O plano estava traçado. Gene enviou baratas mensageiras para que avisassem cada um dos exércitos alocados em despensas, esgotos, sótãos, porões, e até nas matas. As baratas em todo o planeta precisavam saber. Todas elas deveriam sair dos seus esconderijos e lutar pela liberdade. A história propagada pelos humanos de que, para cada barata avistada existem mil escondidas, mudaria. Naquela noite, os humanos veriam todas elas, mas desta vez, seriam elas a ter os olhos injetados, e a boca espumando de ódio.

E exatamente um mês depois, a guerra teve início.

Gene saiu pelo ralo do banheiro seguida por seu posto avançado de 249 baratas.
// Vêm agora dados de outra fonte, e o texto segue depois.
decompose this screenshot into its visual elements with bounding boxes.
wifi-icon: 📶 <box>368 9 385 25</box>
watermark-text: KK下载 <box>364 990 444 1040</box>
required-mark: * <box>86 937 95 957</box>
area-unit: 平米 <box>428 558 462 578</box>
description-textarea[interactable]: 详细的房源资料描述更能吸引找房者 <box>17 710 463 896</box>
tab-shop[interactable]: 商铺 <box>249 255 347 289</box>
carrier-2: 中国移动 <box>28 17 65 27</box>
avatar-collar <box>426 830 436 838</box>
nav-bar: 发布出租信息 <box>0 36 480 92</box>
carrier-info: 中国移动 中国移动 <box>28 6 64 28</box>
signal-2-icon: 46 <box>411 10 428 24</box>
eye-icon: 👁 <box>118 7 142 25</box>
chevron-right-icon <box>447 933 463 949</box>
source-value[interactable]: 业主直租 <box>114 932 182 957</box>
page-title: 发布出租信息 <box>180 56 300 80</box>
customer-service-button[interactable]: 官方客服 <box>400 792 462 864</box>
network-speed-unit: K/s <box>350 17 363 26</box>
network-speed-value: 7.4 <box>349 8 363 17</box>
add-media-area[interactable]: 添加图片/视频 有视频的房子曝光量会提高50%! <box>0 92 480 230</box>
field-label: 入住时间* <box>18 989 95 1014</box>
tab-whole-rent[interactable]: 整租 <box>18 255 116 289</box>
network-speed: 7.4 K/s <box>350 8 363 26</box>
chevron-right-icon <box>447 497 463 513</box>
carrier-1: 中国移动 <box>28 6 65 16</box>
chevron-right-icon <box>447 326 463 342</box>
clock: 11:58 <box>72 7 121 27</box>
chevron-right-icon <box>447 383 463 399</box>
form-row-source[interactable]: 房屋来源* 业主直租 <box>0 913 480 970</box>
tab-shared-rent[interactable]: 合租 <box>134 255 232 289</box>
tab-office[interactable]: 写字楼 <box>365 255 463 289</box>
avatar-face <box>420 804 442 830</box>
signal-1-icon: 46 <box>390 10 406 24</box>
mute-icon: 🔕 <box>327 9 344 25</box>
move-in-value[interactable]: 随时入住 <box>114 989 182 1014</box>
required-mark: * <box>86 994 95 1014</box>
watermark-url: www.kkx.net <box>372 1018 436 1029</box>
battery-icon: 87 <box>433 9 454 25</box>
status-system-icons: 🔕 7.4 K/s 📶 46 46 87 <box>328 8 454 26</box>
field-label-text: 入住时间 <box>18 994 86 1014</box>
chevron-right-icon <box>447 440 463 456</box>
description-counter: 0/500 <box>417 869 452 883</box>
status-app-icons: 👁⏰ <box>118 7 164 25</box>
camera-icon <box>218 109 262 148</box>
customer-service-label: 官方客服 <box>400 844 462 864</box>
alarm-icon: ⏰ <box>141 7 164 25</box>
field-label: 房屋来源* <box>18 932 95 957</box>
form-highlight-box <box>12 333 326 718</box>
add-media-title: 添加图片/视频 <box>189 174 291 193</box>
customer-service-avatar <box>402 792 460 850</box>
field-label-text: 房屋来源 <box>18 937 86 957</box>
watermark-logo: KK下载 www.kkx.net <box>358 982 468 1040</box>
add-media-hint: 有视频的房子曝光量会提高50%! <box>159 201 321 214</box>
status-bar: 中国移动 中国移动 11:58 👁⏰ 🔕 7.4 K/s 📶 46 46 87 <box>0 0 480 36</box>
Era meia-noite. Encaminharam-se lentamente para os quartos dos humanos, ansiosas pelo ataque final. Em questão de menos de uma hora, a raça humana estaria extinta da face da Terra. Chinelos e inseticidas nunca mais seriam produzidos.

Gene ainda salivava de ódio, quando ouviu um estranho zumbido. Ergueu lentamente a cabeça. Logo acima, parcialmente camuflada pela escuridão, viu uma figura familiar: o general Tod, uma vespa-joia. Ele estava a frente do que pareciam 3 ou 4 centenas de vespas e marimbondos.

O coração de Gene saltou-lhe à boca. Seu cérebro começou a juntar as peças e tudo se encaixou. Salete tinha razão. O sono coletivo dos humanos não podia ser verdade. O boato havia sido um embuste criado pelas vespas, as maiores inimigas das baratas, depois dos humanos. Em um relance, Gene já podia ver seus corpos sendo arrastados para buracos e servindo de alimento para larvas de vespas.

Gene virou-se para seu exército e, quase sem voz, gritou:

– É uma cilada… Fujaaaaam!

Mas era tarde demais. Ao grito de comando do General Tod e dos outros milhares de generais vespas de emboscada em todo o mundo, o ataque histórico das vespas contras as baratas começou.

Vários anos depois, os jornais ainda noticiariam o misterioso desaparecimento de todas as baratas do planeta terra. A culpa, para todos os efeitos, recairia sobre o aquecimento global.